Below are some of the main questions we saw from carers and my responses will offer some helpful information and practical tips on how to approach these challenges with employers.


What to tell your employer

If you are working, you should also let your employer know that you are caring for someone. Even an informal chat with your line manager and colleagues can help.


Your employer may also have policies in place to support carers in the workplace, this could include a carers network or additional leave. Ask about their carers’ policy and wellbeing support.


Carer's leave

It is also worth staying up to date with the new rights for employees to take carer's leave. Such as who can take carer's leave, how long it is and what the requirements for booking carer's leave are.

I’m currently working and caring for someone and really need to reduce my hours?

All employees have the right to request flexible working after they have been employed with the same employer for 26 weeks.


You should not have already made a flexible working request in the previous 12 months. However, I would expect in these circumstances that most reasonable employers would at least consider another request.


When making a flexible working request it’s important to think about the challenges that this might present to your employer and think about how these can be overcome. They will be far more open to accommodating your request if you can show in advance how the impact on the business will be minimised.


Don’t be afraid to make suggestions yourself about how your work might be covered, what is a priority and what might be able to be put on hold for the short-term.

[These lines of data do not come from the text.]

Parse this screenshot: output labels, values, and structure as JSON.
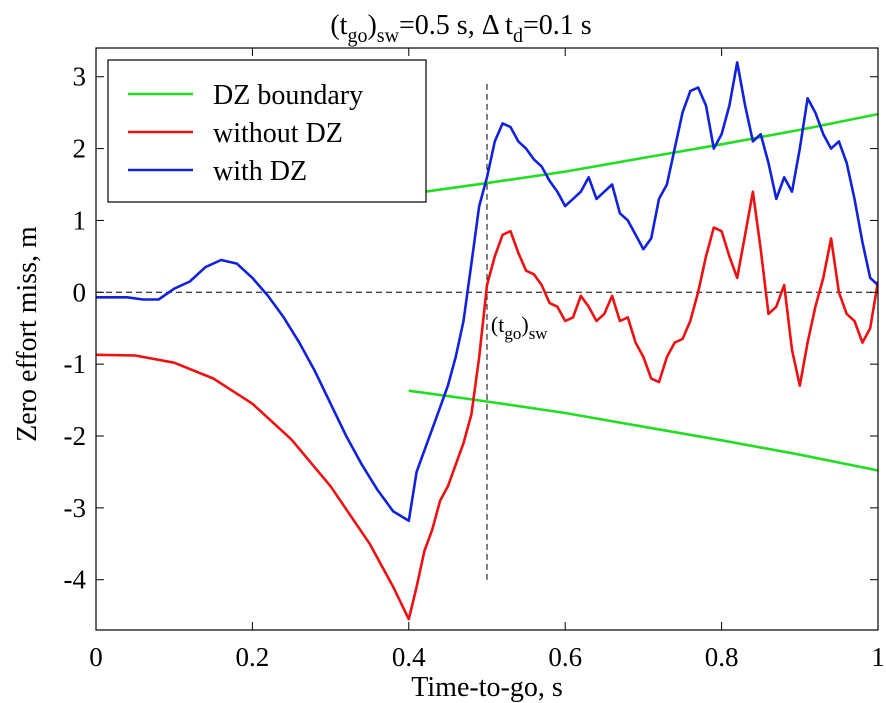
{
  "chart_data": {
    "type": "line",
    "title": {
      "parts": [
        {
          "text": "(t",
          "sub": false
        },
        {
          "text": "go",
          "sub": true
        },
        {
          "text": ")",
          "sub": false
        },
        {
          "text": "sw",
          "sub": true
        },
        {
          "text": "=0.5 s, Δ t",
          "sub": false
        },
        {
          "text": "d",
          "sub": true
        },
        {
          "text": "=0.1 s",
          "sub": false
        }
      ]
    },
    "xlabel": "Time-to-go, s",
    "ylabel": "Zero effort miss, m",
    "xlim": [
      0,
      1
    ],
    "ylim": [
      -4.7,
      3.4
    ],
    "xticks": [
      0,
      0.2,
      0.4,
      0.6,
      0.8,
      1
    ],
    "xtick_labels": [
      "0",
      "0.2",
      "0.4",
      "0.6",
      "0.8",
      "1"
    ],
    "yticks": [
      -4,
      -3,
      -2,
      -1,
      0,
      1,
      2,
      3
    ],
    "ytick_labels": [
      "-4",
      "-3",
      "-2",
      "-1",
      "0",
      "1",
      "2",
      "3"
    ],
    "grid": false,
    "legend_position": "top-left",
    "reference_lines": {
      "horizontal_y": 0,
      "vertical_x": 0.5,
      "vertical_ylim": [
        -4,
        2.9
      ]
    },
    "annotation": {
      "x": 0.505,
      "y": -0.55,
      "parts": [
        {
          "text": "(t",
          "sub": false
        },
        {
          "text": "go",
          "sub": true
        },
        {
          "text": ")",
          "sub": false
        },
        {
          "text": "sw",
          "sub": true
        }
      ]
    },
    "series": [
      {
        "name": "DZ boundary",
        "color": "#22dd22",
        "segments": [
          {
            "x": [
              0.4,
              0.5,
              0.6,
              0.7,
              0.8,
              0.9,
              1.0
            ],
            "y": [
              1.37,
              1.52,
              1.68,
              1.87,
              2.06,
              2.26,
              2.48
            ]
          },
          {
            "x": [
              0.4,
              0.5,
              0.6,
              0.7,
              0.8,
              0.9,
              1.0
            ],
            "y": [
              -1.37,
              -1.52,
              -1.68,
              -1.87,
              -2.06,
              -2.26,
              -2.48
            ]
          }
        ]
      },
      {
        "name": "without DZ",
        "color": "#ee1111",
        "segments": [
          {
            "x": [
              0,
              0.05,
              0.1,
              0.15,
              0.2,
              0.25,
              0.3,
              0.35,
              0.38,
              0.4,
              0.41,
              0.42,
              0.43,
              0.44,
              0.45,
              0.46,
              0.47,
              0.48,
              0.49,
              0.5,
              0.51,
              0.52,
              0.53,
              0.54,
              0.55,
              0.56,
              0.57,
              0.58,
              0.59,
              0.6,
              0.61,
              0.62,
              0.63,
              0.64,
              0.65,
              0.66,
              0.67,
              0.68,
              0.69,
              0.7,
              0.71,
              0.72,
              0.73,
              0.74,
              0.75,
              0.76,
              0.77,
              0.78,
              0.79,
              0.8,
              0.81,
              0.82,
              0.83,
              0.84,
              0.85,
              0.86,
              0.87,
              0.88,
              0.89,
              0.9,
              0.91,
              0.92,
              0.93,
              0.94,
              0.95,
              0.96,
              0.97,
              0.98,
              0.99,
              1.0
            ],
            "y": [
              -0.87,
              -0.88,
              -0.98,
              -1.2,
              -1.55,
              -2.05,
              -2.7,
              -3.5,
              -4.1,
              -4.55,
              -4.1,
              -3.6,
              -3.3,
              -2.9,
              -2.7,
              -2.4,
              -2.1,
              -1.7,
              -0.9,
              0.1,
              0.5,
              0.8,
              0.85,
              0.55,
              0.3,
              0.25,
              0.1,
              -0.15,
              -0.2,
              -0.4,
              -0.35,
              -0.05,
              -0.2,
              -0.4,
              -0.3,
              -0.05,
              -0.4,
              -0.35,
              -0.7,
              -0.9,
              -1.2,
              -1.25,
              -0.9,
              -0.7,
              -0.65,
              -0.4,
              0.0,
              0.5,
              0.9,
              0.85,
              0.5,
              0.2,
              0.8,
              1.4,
              0.6,
              -0.3,
              -0.2,
              0.1,
              -0.8,
              -1.3,
              -0.7,
              -0.2,
              0.2,
              0.75,
              0.0,
              -0.3,
              -0.4,
              -0.7,
              -0.5,
              0.15
            ]
          }
        ]
      },
      {
        "name": "with DZ",
        "color": "#1122dd",
        "segments": [
          {
            "x": [
              0,
              0.02,
              0.04,
              0.06,
              0.08,
              0.1,
              0.12,
              0.14,
              0.16,
              0.18,
              0.2,
              0.22,
              0.24,
              0.26,
              0.28,
              0.3,
              0.32,
              0.34,
              0.36,
              0.38,
              0.4,
              0.41,
              0.42,
              0.43,
              0.44,
              0.45,
              0.46,
              0.47,
              0.48,
              0.49,
              0.5,
              0.51,
              0.52,
              0.53,
              0.54,
              0.55,
              0.56,
              0.57,
              0.58,
              0.59,
              0.6,
              0.61,
              0.62,
              0.63,
              0.64,
              0.65,
              0.66,
              0.67,
              0.68,
              0.69,
              0.7,
              0.71,
              0.72,
              0.73,
              0.74,
              0.75,
              0.76,
              0.77,
              0.78,
              0.79,
              0.8,
              0.81,
              0.82,
              0.83,
              0.84,
              0.85,
              0.86,
              0.87,
              0.88,
              0.89,
              0.9,
              0.91,
              0.92,
              0.93,
              0.94,
              0.95,
              0.96,
              0.97,
              0.98,
              0.99,
              1.0
            ],
            "y": [
              -0.07,
              -0.07,
              -0.07,
              -0.1,
              -0.1,
              0.05,
              0.15,
              0.35,
              0.45,
              0.4,
              0.2,
              -0.05,
              -0.35,
              -0.7,
              -1.1,
              -1.55,
              -2.0,
              -2.4,
              -2.75,
              -3.05,
              -3.18,
              -2.5,
              -2.2,
              -1.9,
              -1.6,
              -1.3,
              -0.9,
              -0.4,
              0.4,
              1.2,
              1.6,
              2.1,
              2.35,
              2.3,
              2.1,
              2.0,
              1.85,
              1.75,
              1.55,
              1.4,
              1.2,
              1.3,
              1.4,
              1.6,
              1.3,
              1.4,
              1.5,
              1.1,
              1.0,
              0.8,
              0.6,
              0.75,
              1.3,
              1.5,
              2.0,
              2.5,
              2.8,
              2.85,
              2.6,
              2.0,
              2.2,
              2.6,
              3.2,
              2.6,
              2.1,
              2.2,
              1.8,
              1.3,
              1.6,
              1.4,
              2.0,
              2.7,
              2.5,
              2.2,
              2.0,
              2.1,
              1.8,
              1.3,
              0.7,
              0.2,
              0.1
            ]
          }
        ]
      }
    ]
  }
}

It’s also worth noting that if your flexible working request is approved, this will be a permanent change to your contract. If you’re only looking for a temporary reduction in hours, make this clear when you make the request so that it can be put in place on a temporary basis rather than a permanent one.



Communication is key

The final thing to say is that communication is key. Make sure you talk to your employer about the challenges that you face and what support you might need on a regular basis. You are far more likely to get their support if they know exactly what you need.